Primero nos contó cómo vivía un topo; luego fue el que desordenaba, el sigiloso; nos habló también de los pormenores, de la vida mitigada, de la belleza de lo pequeño y del murmullo del mundo, se preguntó para qué servían los charcos, y acabó reuniendo sus perplejidades en una poesía completa que se titula, reveladoramente, En otro orden (Dilema, 2019). Hoy subraya su apartamiento del conocimiento fútil y la bambolla social, y se presenta como El que menos sabe. Tomás Sánchez Santiago (Zamora, 1957) ha hecho de la atención a lo que palpita a su alrededor, a lo pequeño e inmediato, a lo humilde y hasta anodino, pero henchido de dignidad callada, de enjundia existencial, la razón de su mirada y el motor de su poesía. En El que menos sabe insiste en la contemplación de una cotidianidad de silencio y recogimiento («vivir a solas / y sin ruido»), poblada de menudencias y sombras. Sánchez Santiago conversa con la cercanía, escruta las afueras, las orillas, y asienta su patria en una poquedad que «tiene la escasa estatura de lo inadvertido / y cabe en el relámpago de los parpadeos». El poeta mira lo que no suele merecer el privilegio de la mirada. Y, con su pupila querenciosa y exacta, con avidez sosegada, desvela la verdad que contienen los objetos, el dobladillo de las conversaciones, las inflexiones de la luz. El que menos sabe es una proclama moral: la reivindicación de una vida que se nutra, que extraiga la sustancia del ser, horacianamente, no de las fanfarrias mentirosas, sino de lo próximo y delicado, de lo impuro y mejor.

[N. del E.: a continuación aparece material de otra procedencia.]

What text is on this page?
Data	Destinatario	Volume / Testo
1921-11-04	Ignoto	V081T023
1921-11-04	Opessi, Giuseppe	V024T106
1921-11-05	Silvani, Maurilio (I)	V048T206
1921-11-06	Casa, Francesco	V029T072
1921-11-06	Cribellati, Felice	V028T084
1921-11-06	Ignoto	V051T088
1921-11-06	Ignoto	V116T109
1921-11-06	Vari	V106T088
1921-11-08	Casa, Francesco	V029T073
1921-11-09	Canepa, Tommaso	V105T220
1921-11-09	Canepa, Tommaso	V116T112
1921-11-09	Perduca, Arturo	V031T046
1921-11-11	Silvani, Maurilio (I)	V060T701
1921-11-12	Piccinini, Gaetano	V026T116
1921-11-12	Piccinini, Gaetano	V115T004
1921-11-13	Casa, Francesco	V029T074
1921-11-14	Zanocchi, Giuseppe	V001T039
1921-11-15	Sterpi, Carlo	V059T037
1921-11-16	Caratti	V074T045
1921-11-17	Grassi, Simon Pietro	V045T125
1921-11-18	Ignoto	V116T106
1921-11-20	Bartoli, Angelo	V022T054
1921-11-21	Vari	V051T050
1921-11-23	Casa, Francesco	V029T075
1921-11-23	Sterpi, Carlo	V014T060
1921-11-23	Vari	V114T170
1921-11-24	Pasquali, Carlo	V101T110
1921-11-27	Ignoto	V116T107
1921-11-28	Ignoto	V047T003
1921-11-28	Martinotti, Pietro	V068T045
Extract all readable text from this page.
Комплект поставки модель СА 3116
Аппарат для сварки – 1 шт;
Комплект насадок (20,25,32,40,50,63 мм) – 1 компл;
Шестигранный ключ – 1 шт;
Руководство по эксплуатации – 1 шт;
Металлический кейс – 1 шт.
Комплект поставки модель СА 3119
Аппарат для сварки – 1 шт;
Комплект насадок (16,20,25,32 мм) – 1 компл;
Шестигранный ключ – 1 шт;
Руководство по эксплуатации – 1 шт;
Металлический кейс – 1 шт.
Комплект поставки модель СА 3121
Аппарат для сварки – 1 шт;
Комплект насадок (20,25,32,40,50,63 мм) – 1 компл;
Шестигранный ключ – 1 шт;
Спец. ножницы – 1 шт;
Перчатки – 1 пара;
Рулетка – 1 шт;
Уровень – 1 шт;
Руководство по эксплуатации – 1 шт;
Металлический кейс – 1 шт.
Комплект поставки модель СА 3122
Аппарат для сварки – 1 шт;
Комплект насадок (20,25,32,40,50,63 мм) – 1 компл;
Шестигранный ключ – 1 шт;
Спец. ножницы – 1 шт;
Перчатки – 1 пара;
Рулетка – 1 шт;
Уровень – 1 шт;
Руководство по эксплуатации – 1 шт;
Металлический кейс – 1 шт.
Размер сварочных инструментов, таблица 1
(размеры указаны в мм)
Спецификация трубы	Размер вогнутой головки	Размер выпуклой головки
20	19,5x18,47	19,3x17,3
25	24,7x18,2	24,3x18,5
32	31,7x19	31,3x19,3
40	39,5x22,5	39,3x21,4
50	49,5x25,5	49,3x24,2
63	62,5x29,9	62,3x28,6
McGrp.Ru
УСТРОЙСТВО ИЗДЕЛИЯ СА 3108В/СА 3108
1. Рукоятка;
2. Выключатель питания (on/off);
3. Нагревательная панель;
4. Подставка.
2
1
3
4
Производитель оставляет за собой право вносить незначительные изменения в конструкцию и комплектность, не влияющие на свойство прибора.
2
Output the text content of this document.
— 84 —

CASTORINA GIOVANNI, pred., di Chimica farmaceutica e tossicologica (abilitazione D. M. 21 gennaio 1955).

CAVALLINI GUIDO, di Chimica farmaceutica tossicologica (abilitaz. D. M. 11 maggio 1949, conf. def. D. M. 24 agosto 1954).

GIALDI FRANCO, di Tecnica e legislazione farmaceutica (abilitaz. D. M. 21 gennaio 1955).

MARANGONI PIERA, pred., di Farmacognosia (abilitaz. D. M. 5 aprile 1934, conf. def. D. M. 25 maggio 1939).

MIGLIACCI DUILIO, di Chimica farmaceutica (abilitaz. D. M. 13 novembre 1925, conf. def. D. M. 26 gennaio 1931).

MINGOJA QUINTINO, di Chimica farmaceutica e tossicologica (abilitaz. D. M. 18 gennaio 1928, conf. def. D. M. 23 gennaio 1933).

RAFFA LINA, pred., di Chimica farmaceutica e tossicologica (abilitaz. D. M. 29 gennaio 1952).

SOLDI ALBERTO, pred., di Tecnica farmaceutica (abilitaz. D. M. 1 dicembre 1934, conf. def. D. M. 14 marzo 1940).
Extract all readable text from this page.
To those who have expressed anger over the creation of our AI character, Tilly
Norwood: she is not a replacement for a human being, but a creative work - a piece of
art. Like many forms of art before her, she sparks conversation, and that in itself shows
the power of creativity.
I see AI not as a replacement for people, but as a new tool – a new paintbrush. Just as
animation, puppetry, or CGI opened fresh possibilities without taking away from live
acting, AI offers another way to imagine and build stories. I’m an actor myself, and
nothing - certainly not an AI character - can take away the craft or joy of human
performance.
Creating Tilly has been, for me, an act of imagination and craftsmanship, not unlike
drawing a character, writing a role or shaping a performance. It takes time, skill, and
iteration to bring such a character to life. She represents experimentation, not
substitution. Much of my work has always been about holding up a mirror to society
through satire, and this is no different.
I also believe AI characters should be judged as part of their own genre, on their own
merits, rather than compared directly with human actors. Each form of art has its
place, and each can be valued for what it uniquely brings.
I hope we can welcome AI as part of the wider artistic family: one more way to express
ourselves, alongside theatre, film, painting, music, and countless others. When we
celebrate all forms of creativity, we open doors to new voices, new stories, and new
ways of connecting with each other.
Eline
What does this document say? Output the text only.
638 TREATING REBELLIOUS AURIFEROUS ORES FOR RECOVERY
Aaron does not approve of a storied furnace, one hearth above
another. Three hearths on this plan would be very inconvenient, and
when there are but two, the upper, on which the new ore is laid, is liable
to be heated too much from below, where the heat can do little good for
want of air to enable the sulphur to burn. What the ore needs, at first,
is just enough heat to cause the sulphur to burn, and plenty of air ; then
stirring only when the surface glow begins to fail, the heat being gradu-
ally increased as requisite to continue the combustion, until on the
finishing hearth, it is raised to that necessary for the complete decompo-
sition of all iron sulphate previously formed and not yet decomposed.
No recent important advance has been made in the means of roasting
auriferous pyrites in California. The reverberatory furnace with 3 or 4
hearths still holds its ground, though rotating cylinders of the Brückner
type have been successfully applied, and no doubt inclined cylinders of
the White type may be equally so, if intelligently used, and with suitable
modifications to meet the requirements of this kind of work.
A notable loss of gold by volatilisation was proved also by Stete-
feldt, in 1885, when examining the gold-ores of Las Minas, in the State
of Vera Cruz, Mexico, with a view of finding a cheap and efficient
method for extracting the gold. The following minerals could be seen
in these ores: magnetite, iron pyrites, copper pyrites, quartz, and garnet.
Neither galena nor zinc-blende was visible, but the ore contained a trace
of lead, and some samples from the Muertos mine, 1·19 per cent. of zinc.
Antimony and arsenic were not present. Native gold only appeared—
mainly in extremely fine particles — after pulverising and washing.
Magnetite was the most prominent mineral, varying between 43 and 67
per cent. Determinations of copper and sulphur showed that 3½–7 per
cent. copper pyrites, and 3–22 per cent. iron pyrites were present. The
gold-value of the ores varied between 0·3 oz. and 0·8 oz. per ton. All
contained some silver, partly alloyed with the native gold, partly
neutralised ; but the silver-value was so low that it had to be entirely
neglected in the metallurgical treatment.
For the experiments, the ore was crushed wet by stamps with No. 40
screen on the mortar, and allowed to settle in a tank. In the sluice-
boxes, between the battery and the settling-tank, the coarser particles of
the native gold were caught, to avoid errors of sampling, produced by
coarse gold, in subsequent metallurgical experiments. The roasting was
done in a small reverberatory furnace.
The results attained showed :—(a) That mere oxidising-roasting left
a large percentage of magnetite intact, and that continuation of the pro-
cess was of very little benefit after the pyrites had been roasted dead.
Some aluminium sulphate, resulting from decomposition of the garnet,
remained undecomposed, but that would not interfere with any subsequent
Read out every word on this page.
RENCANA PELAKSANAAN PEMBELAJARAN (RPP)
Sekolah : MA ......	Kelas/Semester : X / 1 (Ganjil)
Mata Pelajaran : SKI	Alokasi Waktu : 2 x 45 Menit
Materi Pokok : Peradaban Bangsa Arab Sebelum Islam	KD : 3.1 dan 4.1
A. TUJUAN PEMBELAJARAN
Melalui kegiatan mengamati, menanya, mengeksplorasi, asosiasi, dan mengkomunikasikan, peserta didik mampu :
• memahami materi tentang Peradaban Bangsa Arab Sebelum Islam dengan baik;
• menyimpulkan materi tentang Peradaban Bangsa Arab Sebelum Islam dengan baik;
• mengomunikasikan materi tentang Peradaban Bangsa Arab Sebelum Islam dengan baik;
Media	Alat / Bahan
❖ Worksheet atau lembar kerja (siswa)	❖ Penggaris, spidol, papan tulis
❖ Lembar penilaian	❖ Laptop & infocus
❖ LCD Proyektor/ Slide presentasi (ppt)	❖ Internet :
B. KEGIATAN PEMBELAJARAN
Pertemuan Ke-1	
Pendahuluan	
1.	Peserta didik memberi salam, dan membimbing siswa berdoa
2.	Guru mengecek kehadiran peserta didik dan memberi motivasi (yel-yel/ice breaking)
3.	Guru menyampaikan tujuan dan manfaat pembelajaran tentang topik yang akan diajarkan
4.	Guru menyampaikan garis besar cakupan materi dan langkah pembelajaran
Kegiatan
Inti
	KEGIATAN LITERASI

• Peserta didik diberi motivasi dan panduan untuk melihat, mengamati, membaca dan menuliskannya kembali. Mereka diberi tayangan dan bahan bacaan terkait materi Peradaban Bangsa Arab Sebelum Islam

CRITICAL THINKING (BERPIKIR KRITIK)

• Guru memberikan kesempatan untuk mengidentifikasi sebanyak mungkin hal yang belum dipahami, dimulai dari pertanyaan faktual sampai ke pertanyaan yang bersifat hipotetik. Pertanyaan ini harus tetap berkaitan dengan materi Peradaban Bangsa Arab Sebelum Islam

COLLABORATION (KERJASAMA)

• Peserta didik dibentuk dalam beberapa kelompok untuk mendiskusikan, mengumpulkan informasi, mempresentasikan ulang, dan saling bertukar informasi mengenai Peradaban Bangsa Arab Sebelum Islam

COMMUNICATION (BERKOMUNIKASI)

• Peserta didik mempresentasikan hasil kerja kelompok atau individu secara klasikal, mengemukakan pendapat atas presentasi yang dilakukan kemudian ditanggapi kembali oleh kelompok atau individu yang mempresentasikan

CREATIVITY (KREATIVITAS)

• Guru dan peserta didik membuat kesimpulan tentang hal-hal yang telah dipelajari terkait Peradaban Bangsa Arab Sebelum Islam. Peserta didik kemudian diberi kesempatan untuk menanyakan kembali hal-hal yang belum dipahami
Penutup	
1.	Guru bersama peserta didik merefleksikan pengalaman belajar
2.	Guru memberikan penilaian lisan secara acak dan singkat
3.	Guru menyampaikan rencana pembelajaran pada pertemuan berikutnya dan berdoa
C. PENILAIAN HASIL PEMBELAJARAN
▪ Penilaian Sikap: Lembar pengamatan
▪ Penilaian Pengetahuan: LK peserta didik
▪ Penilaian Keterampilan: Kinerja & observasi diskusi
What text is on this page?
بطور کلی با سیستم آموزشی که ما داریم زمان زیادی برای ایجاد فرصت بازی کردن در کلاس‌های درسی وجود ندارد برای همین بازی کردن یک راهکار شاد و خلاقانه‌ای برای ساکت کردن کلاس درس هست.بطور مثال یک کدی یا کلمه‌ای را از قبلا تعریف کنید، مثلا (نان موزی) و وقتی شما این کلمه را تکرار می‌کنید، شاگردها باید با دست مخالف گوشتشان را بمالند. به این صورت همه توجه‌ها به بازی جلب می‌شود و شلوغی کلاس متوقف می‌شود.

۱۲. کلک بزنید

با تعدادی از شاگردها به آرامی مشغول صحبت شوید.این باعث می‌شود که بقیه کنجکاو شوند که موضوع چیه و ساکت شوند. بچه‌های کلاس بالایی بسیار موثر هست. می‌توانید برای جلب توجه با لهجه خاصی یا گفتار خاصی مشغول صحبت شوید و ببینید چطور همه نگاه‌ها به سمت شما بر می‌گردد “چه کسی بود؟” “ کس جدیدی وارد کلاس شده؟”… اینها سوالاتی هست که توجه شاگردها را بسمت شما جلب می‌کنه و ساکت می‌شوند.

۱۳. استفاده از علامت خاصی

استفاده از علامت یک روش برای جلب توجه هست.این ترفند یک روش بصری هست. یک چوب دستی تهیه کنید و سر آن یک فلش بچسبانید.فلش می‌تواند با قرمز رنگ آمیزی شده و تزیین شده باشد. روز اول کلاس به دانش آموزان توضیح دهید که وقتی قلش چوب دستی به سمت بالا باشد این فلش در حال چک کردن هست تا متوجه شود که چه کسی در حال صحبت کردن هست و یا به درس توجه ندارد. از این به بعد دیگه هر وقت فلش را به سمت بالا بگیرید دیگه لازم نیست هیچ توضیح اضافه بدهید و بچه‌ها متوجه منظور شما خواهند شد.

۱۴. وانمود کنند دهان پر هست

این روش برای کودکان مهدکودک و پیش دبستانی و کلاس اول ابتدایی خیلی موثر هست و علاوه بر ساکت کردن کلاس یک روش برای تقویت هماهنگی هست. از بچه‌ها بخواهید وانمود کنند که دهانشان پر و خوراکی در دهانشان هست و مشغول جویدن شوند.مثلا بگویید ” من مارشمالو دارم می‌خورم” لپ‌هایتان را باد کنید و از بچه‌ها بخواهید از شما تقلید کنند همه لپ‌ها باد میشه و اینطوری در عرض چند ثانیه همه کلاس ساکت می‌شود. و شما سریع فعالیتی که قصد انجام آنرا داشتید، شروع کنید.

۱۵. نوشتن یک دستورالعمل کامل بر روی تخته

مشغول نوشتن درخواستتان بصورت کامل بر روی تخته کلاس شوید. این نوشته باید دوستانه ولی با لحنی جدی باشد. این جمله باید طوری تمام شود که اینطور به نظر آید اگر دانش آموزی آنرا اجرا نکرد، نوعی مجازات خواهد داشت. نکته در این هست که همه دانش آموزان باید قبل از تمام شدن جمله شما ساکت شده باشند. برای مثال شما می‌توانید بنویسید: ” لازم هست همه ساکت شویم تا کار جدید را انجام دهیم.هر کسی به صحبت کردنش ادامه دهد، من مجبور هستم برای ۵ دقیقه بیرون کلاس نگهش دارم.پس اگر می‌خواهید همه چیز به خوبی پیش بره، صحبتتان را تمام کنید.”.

Pero El que menos sabe trasmina también una sensación de derrota, de final de camino. La muerte, más presente, más cercana hoy, sobrevuela los actos del libro y sus palabras atardecidas, y el poeta le da cuerpo —como hace con toda realidad abstracta— con imágenes de una tangibilidad dolorosa: en un poema, obra «antes de que las últimas mondas del día / me reclamen, me vengan a buscar / y a hacerme sitio / allí / donde la luz no cabe»; en otro se va «haciendo más turbio y diminuto, caminito de la muerte». Eso es la poesía, en efecto: lo que decimos mientras caminamos hacia la muerte, y porque sabemos que caminamos a ella, como ha escrito Gamoneda. Sánchez Santiago reúne recuerdos de tiempos asimismo perecidos: el del niño que fue en una pequeña ciudad de provincias y el de la «liturgia comercial» que hubo de practicar hasta que pudo abandonar aquella edad sumisa. El que menos sabe tiene mucho de autobiografía. Una serie de cinco poemas de la primera parte, «Almanaque desconcertado», hilvana aquellos momentos de una infancia remota, empapados de melancolía. Por su parte, la tercera y última sección del libro, «Quieta casa ya», constituye una conmovedora elegía a la madre muerta. Se compone solo de dos poemas, y no necesita más: el primero, un sucinto conjunto de poemas en prosa, con estructura de diario, que narran el estremecedor trance de la entrada y el vaciado de la casa de la madre fallecida; y el segundo, la nana que el hijo le canta a su madre.
Tomás Sánchez Santiago ha escrito un libro mayor, cuya dicción encendida convive con el desengañado entendimiento de lo que se desvanece.